Schwäbische Zeitung (Biberach)
Starke Kontraste
Münchener Kammerorchester mit dem Cellisten Maximilian Hornung im Konzerthaus in Ravensburg
RAVENSBURG - Das Münchener Kammerorchester war mit dem Cellisten Maximilian Hornung zu Gast im Konzerthaus Ravensburg. Das Konzert hinterließ einen etwas disparaten Eindruck. Jedoch sprach der Riesenbeifall eine eindeutige Sprache. Die Zuhörer bejubelten zugleich eine Uraufführung, die Anwesenheit des Komponisten Tobias PM Schneid (PM steht für Peter Maria) und ein wie immer famos aufspielendes Ensemble, diesmal unter der Leitung des finnischen Gastdirigenten John Storgårds.
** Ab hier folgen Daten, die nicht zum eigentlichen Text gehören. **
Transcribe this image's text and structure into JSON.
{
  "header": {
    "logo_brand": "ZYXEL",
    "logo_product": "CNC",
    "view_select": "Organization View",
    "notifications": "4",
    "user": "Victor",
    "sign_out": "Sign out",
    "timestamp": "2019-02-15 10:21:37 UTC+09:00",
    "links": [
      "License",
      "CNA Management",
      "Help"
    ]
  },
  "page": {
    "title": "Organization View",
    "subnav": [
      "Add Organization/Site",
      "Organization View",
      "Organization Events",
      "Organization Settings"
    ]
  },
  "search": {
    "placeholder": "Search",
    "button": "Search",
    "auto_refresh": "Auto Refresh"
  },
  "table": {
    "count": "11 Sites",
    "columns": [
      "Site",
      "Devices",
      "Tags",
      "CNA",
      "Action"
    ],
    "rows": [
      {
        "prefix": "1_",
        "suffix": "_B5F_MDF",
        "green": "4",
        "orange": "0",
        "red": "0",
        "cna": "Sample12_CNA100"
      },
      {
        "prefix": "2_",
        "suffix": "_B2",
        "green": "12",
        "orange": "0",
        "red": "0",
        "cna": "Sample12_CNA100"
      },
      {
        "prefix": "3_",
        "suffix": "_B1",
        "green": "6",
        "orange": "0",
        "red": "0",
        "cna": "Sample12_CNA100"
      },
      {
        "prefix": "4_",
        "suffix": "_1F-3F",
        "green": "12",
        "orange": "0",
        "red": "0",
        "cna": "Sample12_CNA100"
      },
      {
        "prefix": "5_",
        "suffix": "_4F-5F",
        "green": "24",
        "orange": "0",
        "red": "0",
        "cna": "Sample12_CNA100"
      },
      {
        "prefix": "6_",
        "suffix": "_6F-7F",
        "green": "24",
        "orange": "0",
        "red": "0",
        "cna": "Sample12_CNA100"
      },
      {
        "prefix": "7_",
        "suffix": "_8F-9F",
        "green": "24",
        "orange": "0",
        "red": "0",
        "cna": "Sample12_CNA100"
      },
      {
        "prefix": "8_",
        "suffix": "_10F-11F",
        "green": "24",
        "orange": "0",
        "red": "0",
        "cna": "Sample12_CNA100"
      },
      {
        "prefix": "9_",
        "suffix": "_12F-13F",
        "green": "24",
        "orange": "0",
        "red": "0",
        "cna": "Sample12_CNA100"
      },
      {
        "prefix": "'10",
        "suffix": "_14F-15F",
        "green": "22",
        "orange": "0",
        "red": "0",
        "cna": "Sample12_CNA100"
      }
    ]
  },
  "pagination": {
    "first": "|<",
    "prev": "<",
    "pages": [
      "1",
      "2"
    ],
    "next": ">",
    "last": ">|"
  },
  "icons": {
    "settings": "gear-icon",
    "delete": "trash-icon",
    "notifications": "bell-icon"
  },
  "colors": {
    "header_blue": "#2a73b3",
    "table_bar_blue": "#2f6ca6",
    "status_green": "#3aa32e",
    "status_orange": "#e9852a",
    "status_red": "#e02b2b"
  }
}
Zwei Haydn-Sinfonien rahmten Ligetis Konzert für Violoncello und Orchester von 1966 und das Concerto for cello and orchestra No. 2 von Tobias PM Schneid ein. Es ist ein Auftragswerk für den jungen Cellisten. Komponist und Cellist kennen sich seit 2007. Hornung hat mehrere Werke von Schneid gespielt und aufgenommen.
Plötzliches Höllenspektakel
Doch zunächst ging John Storgårds die Sinfonie Nr. 97 C-Dur von Haydn dynamisch akzentuiert an und brachte in das eher müde Adagio fast Beethovensche Verve. Dafür fiel das Menuetto nicht ganz so leichtfüßig aus. Der temperamentvolle Finne dirigiert mit den Händen, den massigen Körper immer in Bewegung.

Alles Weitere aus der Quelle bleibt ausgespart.